I hate this question because I guess I’m kind of boring. I like reading, I like to grab a beer and pre-Covid-19 I enjoyed travel. In a recent surprise to me (and everyone who knows me) I have taken up hiking and rather enjoy it and of course in Bergen there is plenty of it to do.
-Where do you come from and what are your personal wishes for the future?
I originally come from the countryside in a county called Wexford in Ireland. In the future I would like to go back to Ireland and have my own group there but that is challenging.

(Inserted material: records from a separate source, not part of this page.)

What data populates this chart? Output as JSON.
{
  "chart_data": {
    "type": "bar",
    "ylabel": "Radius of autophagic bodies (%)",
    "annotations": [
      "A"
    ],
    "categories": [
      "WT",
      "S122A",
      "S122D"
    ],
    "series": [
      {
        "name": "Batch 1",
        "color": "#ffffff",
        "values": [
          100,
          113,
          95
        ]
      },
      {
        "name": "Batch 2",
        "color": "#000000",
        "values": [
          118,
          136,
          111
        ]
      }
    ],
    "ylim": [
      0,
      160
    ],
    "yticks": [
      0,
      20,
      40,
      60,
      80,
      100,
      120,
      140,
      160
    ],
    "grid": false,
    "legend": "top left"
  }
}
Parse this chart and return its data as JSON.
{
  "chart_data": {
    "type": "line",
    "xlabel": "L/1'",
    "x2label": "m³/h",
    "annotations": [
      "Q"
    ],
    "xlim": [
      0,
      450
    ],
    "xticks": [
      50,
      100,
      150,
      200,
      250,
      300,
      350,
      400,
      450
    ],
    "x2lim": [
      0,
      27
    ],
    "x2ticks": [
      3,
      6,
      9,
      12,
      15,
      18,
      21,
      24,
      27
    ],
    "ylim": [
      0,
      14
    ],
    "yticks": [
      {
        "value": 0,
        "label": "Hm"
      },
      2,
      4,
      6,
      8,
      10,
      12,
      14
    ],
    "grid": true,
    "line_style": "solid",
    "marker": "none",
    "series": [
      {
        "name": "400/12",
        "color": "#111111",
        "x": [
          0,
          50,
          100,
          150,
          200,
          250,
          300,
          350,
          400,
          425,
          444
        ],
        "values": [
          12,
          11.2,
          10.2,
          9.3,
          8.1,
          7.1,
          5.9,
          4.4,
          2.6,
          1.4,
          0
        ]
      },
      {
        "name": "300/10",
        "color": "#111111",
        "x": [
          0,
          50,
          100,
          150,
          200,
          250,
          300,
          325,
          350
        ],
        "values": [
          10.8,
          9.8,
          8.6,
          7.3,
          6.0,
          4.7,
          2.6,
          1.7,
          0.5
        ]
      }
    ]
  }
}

There have been some policies in the last number of years in Ireland that have led to cuts in the funding of basic science in favor of applied research and jobs creation but I hope that this will change and there are some signs for optimism. In the immediate term, I want to live in a few more countries and experience the world a bit more. One of the great things about science is that it gives you the opportunity to move around the world while still doing what you love and I want to take advantage of that while I can.